Она подошла к столу едва ли не вплотную, распространяя вокруг себя тошнотворный запах разложения и гниющего мяса. Эрл Гарольд внезапно поднес к носу салфетку.
– Теперь вы сами увидите, говорил ли я правду, монсеньор! – заявил Фитц-Осберн.
Отец женщины, непрестанно кланяясь герцогу, принялся разматывать грубые тряпки, скрывавшие бесформенную фигуру. Закончив, он отступил на шаг и гордо произнес:
– Вот такой она и была с самого рождения, милостивый господин.

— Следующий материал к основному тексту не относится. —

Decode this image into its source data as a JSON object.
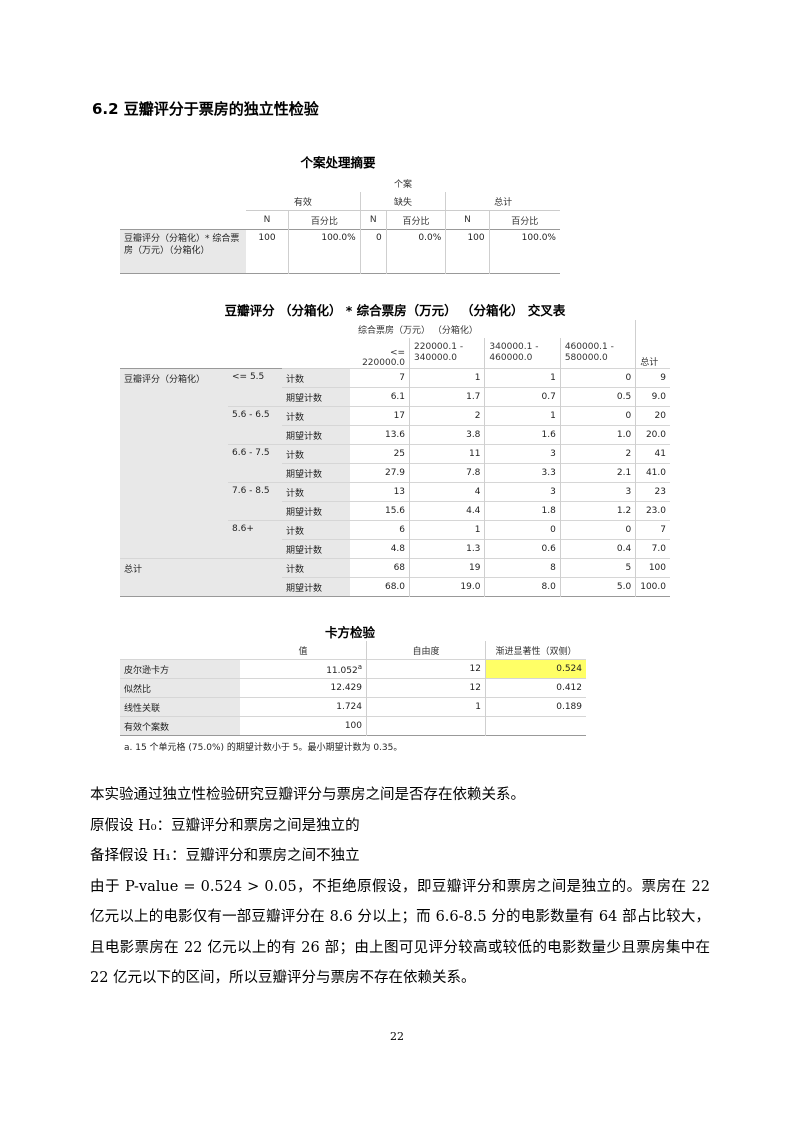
{
  "heading": "6.2 豆瓣评分于票房的独立性检验",
  "case_summary": {
    "title": "个案处理摘要",
    "group_header": "个案",
    "col_groups": [
      "有效",
      "缺失",
      "总计"
    ],
    "sub_cols": [
      "N",
      "百分比",
      "N",
      "百分比",
      "N",
      "百分比"
    ],
    "row_label": "豆瓣评分（分箱化）* 综合票房（万元）（分箱化）",
    "row_values": [
      "100",
      "100.0%",
      "0",
      "0.0%",
      "100",
      "100.0%"
    ]
  },
  "crosstab": {
    "title": "豆瓣评分 （分箱化） * 综合票房（万元） （分箱化） 交叉表",
    "col_group": "综合票房（万元） （分箱化）",
    "col_headers": [
      "<= 220000.0",
      "220000.1 - 340000.0",
      "340000.1 - 460000.0",
      "460000.1 - 580000.0",
      "总计"
    ],
    "row_var": "豆瓣评分（分箱化）",
    "total_label": "总计",
    "stat_labels": [
      "计数",
      "期望计数"
    ],
    "rows": [
      {
        "cat": "<= 5.5",
        "count": [
          "7",
          "1",
          "1",
          "0",
          "9"
        ],
        "expected": [
          "6.1",
          "1.7",
          "0.7",
          "0.5",
          "9.0"
        ]
      },
      {
        "cat": "5.6 - 6.5",
        "count": [
          "17",
          "2",
          "1",
          "0",
          "20"
        ],
        "expected": [
          "13.6",
          "3.8",
          "1.6",
          "1.0",
          "20.0"
        ]
      },
      {
        "cat": "6.6 - 7.5",
        "count": [
          "25",
          "11",
          "3",
          "2",
          "41"
        ],
        "expected": [
          "27.9",
          "7.8",
          "3.3",
          "2.1",
          "41.0"
        ]
      },
      {
        "cat": "7.6 - 8.5",
        "count": [
          "13",
          "4",
          "3",
          "3",
          "23"
        ],
        "expected": [
          "15.6",
          "4.4",
          "1.8",
          "1.2",
          "23.0"
        ]
      },
      {
        "cat": "8.6+",
        "count": [
          "6",
          "1",
          "0",
          "0",
          "7"
        ],
        "expected": [
          "4.8",
          "1.3",
          "0.6",
          "0.4",
          "7.0"
        ]
      }
    ],
    "total": {
      "count": [
        "68",
        "19",
        "8",
        "5",
        "100"
      ],
      "expected": [
        "68.0",
        "19.0",
        "8.0",
        "5.0",
        "100.0"
      ]
    }
  },
  "chisq": {
    "title": "卡方检验",
    "col_headers": [
      "值",
      "自由度",
      "渐进显著性（双侧）"
    ],
    "rows": [
      {
        "label": "皮尔逊卡方",
        "value": "11.052",
        "sup": "a",
        "df": "12",
        "sig": "0.524"
      },
      {
        "label": "似然比",
        "value": "12.429",
        "sup": "",
        "df": "12",
        "sig": "0.412"
      },
      {
        "label": "线性关联",
        "value": "1.724",
        "sup": "",
        "df": "1",
        "sig": "0.189"
      },
      {
        "label": "有效个案数",
        "value": "100",
        "sup": "",
        "df": "",
        "sig": ""
      }
    ],
    "note": "a. 15 个单元格 (75.0%) 的期望计数小于 5。最小期望计数为 0.35。",
    "highlight_color": "#ffff66"
  },
  "paragraphs": [
    "本实验通过独立性检验研究豆瓣评分与票房之间是否存在依赖关系。",
    "原假设 H₀：豆瓣评分和票房之间是独立的",
    "备择假设 H₁：豆瓣评分和票房之间不独立",
    "由于 P-value = 0.524 > 0.05，不拒绝原假设，即豆瓣评分和票房之间是独立的。票房在 22 亿元以上的电影仅有一部豆瓣评分在 8.6 分以上；而 6.6-8.5 分的电影数量有 64 部占比较大，且电影票房在 22 亿元以上的有 26 部；由上图可见评分较高或较低的电影数量少且票房集中在 22 亿元以下的区间，所以豆瓣评分与票房不存在依赖关系。"
  ],
  "page_number": "22"
}
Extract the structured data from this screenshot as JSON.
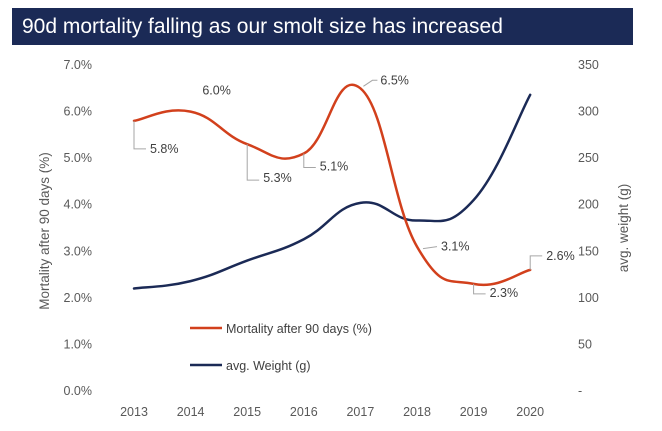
{
  "title": "90d mortality falling as our smolt size has increased",
  "chart_data": {
    "type": "line",
    "categories": [
      "2013",
      "2014",
      "2015",
      "2016",
      "2017",
      "2018",
      "2019",
      "2020"
    ],
    "y_left": {
      "label": "Mortality after 90 days (%)",
      "ylim": [
        0,
        7
      ],
      "ticks": [
        "0.0%",
        "1.0%",
        "2.0%",
        "3.0%",
        "4.0%",
        "5.0%",
        "6.0%",
        "7.0%"
      ]
    },
    "y_right": {
      "label": "avg. weight (g)",
      "ylim": [
        0,
        350
      ],
      "ticks": [
        "-",
        "50",
        "100",
        "150",
        "200",
        "250",
        "300",
        "350"
      ]
    },
    "series": [
      {
        "name": "Mortality after 90 days (%)",
        "axis": "left",
        "color": "#d2401c",
        "values": [
          5.8,
          6.0,
          5.3,
          5.1,
          6.5,
          3.1,
          2.3,
          2.6
        ],
        "labels": [
          "5.8%",
          "6.0%",
          "5.3%",
          "5.1%",
          "6.5%",
          "3.1%",
          "2.3%",
          "2.6%"
        ]
      },
      {
        "name": "avg. Weight (g)",
        "axis": "right",
        "color": "#1b2a56",
        "values": [
          110,
          118,
          140,
          163,
          202,
          183,
          205,
          318
        ]
      }
    ],
    "grid": false,
    "legend_position": "bottom-left-inside"
  }
}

– И единственной частью ее организма, которая обрадовалась этому, был ее живот, воскликнувший: «Хвала Господу, свой голод я могу утолять отныне двумя ртами!» – воскликнул Гале и ткнул своим шутовским жезлом эрла Гарольда. – Эй, кузен, тебя что, тошнит?
Эрл быстро вскочил на ноги и принялся нашаривать кошель, который носил на поясе. Он изменился в лице, когда женщина предстала перед ним обнаженной, и при виде ее мертвой половины, свисавшей набок и тянувшей ее к земле, желчь подступила к горлу Гарольда. Тело ее покрылась гнилостными язвами и струпьями; высохшие руки свешивались вниз, при каждом ее движении раскачиваясь из стороны в сторону; голова подпрыгивала и болталась, а плоть выглядела изъеденной червями и отваливалась от костей.
Эрл отбросил салфетку в сторону, словно сердясь на себя за то, что она ему вообще понадобилась, и подошел к женщине, положив ладонь на ее печальную живую голову.
– Да смилуется над тобой Господь, бедное создание, – мягко сказал он, вложив ей в ладонь кошель и сомкнув вокруг него ее безжизненные пальцы, после чего, не оборачиваясь, зашагал прочь.